Wikidata can change the way citizen scientists contribute

If you’ve been following discussions on citizen science, you’ve probably realized that researchers are generating so much data, that they need extensive help for parsing the data and making it more useful. For many projects, citizen scientists have answered the call for help–making enormous contributions. Sure, there was a recent study which found that “Most participants in citizen science projects give up almost immediately”, but as Caren Cooper pointed out:

Just by trying, citizen scientists made important contributions regardless of whether or not they chose to continue.

But I digress...
What does citizen science have to do with wikidata?
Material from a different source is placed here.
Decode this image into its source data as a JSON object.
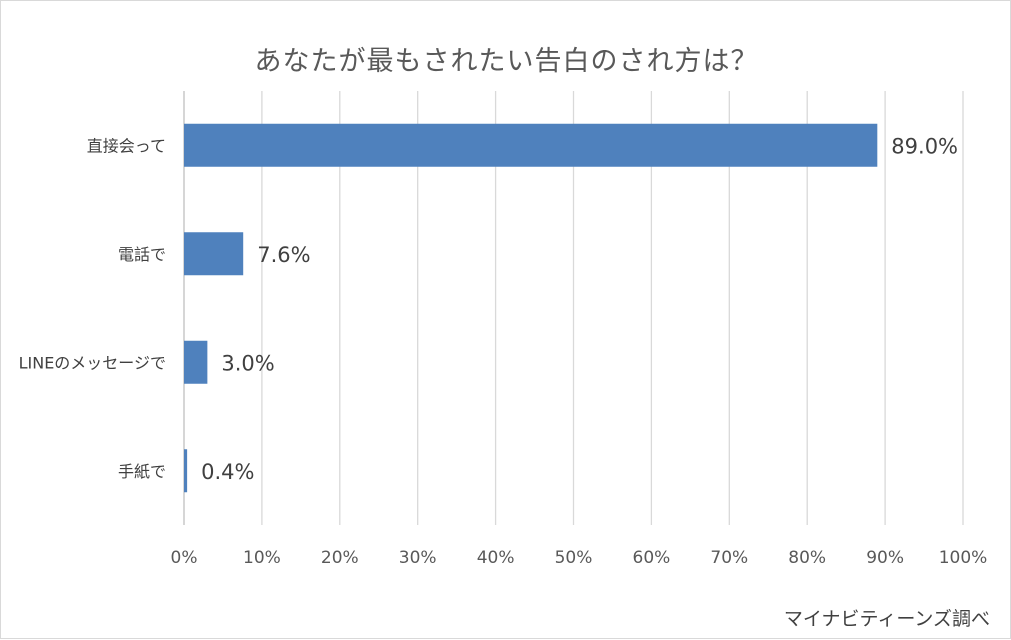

On that matter, what the heck is wikidata?

Much of citizen science contributions come in some form of data collection (observations; sample collection; taking measurements, pictures, coordinates, etc) or classification (identification, data entry, etc) but few citizen scientists participate in analyzing the data.

From ‘Surveying the Citizen Science Landscape’ by Andrea Wiggins and Kevin Crowstone (click the figure to read the paper, it’s open access)

Wikidata (a linked, structured database for open data) may serve to change that. Naturally, wikidata relies on the contributions of volunteers; however, the data incorporated into wikidata is open for anyone to use. In fact, wikidata is begging to be used and citizen scientists and citizen data scientists are welcome to use it. An international group of has already put together a grant proposal (open/crowdsourced in the true spirit of wikipedia) to make wikidata an open virtual research environment. Dubbed, Wikidata for Research the proposal aims to establish “Wikidata as a central hub for linked open research data more generally, so that it can facilitate fruitful interactions at scale between professional research institutions and citizen science and knowledge initiatives.”

As exciting as this all is, there is a lot of work that still needs to be done for making wikidata more successful. Although it’s open access, it’s still a bit inaccessible due to the lack of clear documentation for new users. It’s not that the information doesn’t exist–there is a ton of information on wikidata available and a lot of neat tools already available and in development. You just have to look really hard for it. Fortunately, the wikidata community is already aware of the key issues that need to be addressed in order to become more successful.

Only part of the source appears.